Original movies are not dead. That was proved by several fresh, non-formulaic films that had strong showings at the Globes. "One Battle After Another," Paul Thomas Anderson’s genre-straddling satirical thriller, came away with four awards. "Sinners," a horror-musical with few obvious precedents, won two, as did the inventive animated hit "KPop Demon Hunters." And Rose Byrne won an acting award for "If I Had Legs I’d Kick You," an art-house title that blended psychological horror with dark comedy. All now seem likely to become Oscar nominees, too.

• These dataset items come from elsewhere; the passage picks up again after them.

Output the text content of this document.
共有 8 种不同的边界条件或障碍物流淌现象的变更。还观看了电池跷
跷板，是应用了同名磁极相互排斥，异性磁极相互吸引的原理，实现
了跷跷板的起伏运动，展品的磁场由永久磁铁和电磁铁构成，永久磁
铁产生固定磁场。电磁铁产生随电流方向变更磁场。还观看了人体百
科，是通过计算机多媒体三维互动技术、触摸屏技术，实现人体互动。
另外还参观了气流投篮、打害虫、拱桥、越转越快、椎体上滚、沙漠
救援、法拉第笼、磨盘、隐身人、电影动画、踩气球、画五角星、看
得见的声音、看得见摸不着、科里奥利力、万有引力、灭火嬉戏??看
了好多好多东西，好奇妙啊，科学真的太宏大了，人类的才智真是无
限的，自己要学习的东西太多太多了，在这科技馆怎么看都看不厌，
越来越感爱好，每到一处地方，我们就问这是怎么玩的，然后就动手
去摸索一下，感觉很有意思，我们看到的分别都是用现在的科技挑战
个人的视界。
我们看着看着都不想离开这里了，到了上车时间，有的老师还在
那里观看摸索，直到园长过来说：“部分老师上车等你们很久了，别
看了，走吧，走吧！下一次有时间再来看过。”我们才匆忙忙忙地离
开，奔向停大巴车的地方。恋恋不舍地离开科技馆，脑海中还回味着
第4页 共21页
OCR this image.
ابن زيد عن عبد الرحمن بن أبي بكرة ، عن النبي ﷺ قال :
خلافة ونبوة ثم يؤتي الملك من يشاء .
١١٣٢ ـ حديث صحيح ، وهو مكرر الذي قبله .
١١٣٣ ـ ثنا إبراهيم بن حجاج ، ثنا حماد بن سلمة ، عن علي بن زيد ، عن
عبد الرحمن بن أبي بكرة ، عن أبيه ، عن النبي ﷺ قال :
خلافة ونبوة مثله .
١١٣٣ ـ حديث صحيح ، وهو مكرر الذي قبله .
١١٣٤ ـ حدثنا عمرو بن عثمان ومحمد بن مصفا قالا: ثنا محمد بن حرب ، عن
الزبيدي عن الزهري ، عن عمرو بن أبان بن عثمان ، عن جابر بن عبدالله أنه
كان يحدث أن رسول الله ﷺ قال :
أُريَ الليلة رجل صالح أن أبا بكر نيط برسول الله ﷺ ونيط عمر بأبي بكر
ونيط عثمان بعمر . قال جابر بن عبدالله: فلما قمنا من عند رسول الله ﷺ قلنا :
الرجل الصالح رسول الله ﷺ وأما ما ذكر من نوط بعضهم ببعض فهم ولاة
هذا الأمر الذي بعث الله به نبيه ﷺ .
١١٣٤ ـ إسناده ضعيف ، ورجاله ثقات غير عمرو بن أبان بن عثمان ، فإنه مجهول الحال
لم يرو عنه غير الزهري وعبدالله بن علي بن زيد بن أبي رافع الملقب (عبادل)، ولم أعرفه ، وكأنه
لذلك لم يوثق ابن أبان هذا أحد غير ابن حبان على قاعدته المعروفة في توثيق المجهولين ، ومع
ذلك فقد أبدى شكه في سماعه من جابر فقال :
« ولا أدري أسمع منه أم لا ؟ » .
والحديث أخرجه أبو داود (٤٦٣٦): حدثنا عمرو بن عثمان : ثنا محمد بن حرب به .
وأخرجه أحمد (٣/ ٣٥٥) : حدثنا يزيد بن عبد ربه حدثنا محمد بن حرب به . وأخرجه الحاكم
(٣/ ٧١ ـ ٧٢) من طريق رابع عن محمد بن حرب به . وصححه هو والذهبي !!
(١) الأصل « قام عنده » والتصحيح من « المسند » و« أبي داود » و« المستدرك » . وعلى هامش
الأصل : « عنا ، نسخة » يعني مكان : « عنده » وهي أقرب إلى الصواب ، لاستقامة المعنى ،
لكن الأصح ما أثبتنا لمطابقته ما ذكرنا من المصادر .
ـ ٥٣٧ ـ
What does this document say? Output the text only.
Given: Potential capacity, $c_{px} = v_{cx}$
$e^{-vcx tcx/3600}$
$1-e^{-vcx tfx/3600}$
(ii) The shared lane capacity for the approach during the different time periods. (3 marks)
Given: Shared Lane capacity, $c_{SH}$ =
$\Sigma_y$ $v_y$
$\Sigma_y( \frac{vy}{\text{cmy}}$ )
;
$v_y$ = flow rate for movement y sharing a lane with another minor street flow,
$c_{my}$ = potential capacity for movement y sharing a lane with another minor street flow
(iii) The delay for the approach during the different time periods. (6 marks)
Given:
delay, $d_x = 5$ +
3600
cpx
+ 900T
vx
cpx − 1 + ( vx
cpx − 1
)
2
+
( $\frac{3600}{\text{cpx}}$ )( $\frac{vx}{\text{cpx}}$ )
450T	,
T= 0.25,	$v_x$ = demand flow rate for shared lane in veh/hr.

Some awards are better than others. One of the Globes that went to "Sinners" was Cinematic and Box Office Achievement, whose stated purpose is to decorate "the year’s most acclaimed, highest-earning and/or most viewed films," according to Golden Globe rules. In reality, it’s a consolation prize for movies that drew large audiences but don’t seem substantial enough to win anything else. Nevertheless, director Ryan Coogler seemed happy just to be onstage, especially given the vicissitudes of the film business: "It was an honor on this movie to know that it was getting a theatrical release," he said in his acceptance speech.

There’s life after Warner Bros. Speaking of vicissitudes, the potential sale of the storied Hollywood studio to Netflix must be one of the most widely discussed and closely watched deals in Hollywood history. It feels like the end of an era. And yet, watching Sunday's Globes, it felt like the deal was all but done and folks were already moving on. Glaser’s opening joke about auctioning Warner off for five bucks was greeted with laughs, not tears, and nobody used an acceptance speech to bemoan the studio’s fate (perhaps because Netflix honcho Ted Sarandos was there, sitting next to Warner Bros. Discovery CEO David Zaslav). Remember when MGM, co-founded by Louis B. Mayer in 1924, became a subsidiary of Amazon? As Scarlett O’Hara once said, "After all, tomorrow is another day."